Fernandez-Alonso Rosalia, Bustos Francisco, Williams Charles A C, Findlay Greg M
The MRC Protein Phosphorylation and Ubiquitylation Unit, School of Life Sciences, The University of Dundee, Dundee DD1 5EH, UK.
The MRC Protein Phosphorylation and Ubiquitylation Unit, School of Life Sciences, The University of Dundee, Dundee DD1 5EH, UK.
J Mol Biol. 2017 May 19;429(10):1504-1520. doi: 10.1016/j.jmb.2017.04.013. Epub 2017 Apr 26.

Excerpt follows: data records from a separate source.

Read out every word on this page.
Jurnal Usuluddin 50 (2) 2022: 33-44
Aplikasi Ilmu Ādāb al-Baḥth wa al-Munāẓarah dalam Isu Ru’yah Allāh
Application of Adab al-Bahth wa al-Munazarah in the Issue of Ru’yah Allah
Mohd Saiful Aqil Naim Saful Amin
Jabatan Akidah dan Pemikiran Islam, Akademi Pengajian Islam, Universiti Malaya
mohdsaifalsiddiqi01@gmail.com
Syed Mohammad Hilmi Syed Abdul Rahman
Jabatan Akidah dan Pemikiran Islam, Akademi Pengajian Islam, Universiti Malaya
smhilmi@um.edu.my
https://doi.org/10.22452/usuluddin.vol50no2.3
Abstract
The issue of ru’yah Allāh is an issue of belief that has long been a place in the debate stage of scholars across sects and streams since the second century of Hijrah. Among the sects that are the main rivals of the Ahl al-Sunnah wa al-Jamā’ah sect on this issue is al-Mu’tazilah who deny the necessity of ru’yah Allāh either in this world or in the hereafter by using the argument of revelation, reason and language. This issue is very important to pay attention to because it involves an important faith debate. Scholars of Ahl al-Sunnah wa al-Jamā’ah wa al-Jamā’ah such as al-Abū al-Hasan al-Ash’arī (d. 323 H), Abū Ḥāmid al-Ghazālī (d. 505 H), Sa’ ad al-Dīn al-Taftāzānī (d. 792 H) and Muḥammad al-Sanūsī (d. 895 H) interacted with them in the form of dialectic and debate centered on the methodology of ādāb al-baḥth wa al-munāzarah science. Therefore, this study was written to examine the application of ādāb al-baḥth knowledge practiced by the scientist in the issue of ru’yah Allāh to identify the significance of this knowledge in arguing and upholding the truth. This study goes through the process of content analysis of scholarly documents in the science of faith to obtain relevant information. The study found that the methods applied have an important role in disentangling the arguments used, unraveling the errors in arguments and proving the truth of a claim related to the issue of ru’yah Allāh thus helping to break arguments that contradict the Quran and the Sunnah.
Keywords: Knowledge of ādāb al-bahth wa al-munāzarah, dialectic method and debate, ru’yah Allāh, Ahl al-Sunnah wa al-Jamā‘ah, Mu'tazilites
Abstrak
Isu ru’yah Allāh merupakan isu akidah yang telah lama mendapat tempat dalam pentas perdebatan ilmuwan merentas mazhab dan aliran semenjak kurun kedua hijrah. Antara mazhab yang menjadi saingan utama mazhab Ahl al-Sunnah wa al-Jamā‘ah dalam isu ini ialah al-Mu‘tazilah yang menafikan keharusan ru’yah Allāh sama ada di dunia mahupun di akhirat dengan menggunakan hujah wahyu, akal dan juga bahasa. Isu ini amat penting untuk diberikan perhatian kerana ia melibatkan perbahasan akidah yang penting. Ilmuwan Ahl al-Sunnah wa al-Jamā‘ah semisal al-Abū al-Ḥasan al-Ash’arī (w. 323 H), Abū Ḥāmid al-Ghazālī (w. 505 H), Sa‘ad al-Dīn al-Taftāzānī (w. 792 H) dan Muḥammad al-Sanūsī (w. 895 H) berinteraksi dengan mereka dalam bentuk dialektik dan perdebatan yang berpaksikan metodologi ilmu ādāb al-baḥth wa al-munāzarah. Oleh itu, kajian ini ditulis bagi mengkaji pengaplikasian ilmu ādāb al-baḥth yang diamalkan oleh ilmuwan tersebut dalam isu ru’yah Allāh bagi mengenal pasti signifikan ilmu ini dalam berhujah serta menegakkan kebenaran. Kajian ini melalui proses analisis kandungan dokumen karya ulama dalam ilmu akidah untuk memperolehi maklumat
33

Post-translational modification of proteins by phosphorylation plays a key role in regulating all aspects of eukaryotic biology. Embryonic stem cell (ESC) pluripotency, defined as the ability to differentiate into all cell types in the adult body, is no exception. Maintenance and dissolution of pluripotency are tightly controlled by phosphorylation. As a result, key signalling pathways that regulate pluripotency have been identified and their functions well characterised. Amongst the best studied are the fibroblast growth factor (FGF)-ERK1/2 pathway, PI3K-AKT, the leukemia inhibitory factor (LIF)-JAK-STAT3 axis, Wnt-GSK3 signalling, and the transforming growth factor (TGF)β family. However, these kinase pathways constitute only a small proportion of the protein kinase complement of pluripotent cells, and there is accumulating evidence that diverse phosphorylation systems modulate ESC pluripotency. Here, we review recent progress in understanding the overarching role of phosphorylation in mediating communication from the cellular environment, metabolism, and cell cycle to the core pluripotency machinery.
蛋白质的磷酸化翻译后修饰在调节真核生物生物学的各个方面发挥着关键作用。胚胎干细胞(ESC)的多能性,即分化为成体中所有细胞类型的能力,也不例外。多能性的维持和解除受到磷酸化的严格控制。因此,已经确定了调节多能性的关键信号通路,并对其功能进行了充分表征。其中研究得最深入的是成纤维细胞生长因子(FGF)-ERK1/2通路、PI3K-AKT、白血病抑制因子(LIF)-JAK-STAT3轴、Wnt-GSK3信号传导以及转化生长因子(TGF)β家族。然而,这些激酶通路仅占多能细胞蛋白激酶补体的一小部分,并且越来越多的证据表明,多种磷酸化系统调节胚胎干细胞的多能性。在这里,我们综述了在理解磷酸化在介导从细胞环境、代谢和细胞周期到核心多能性机制的通讯中的总体作用方面的最新进展。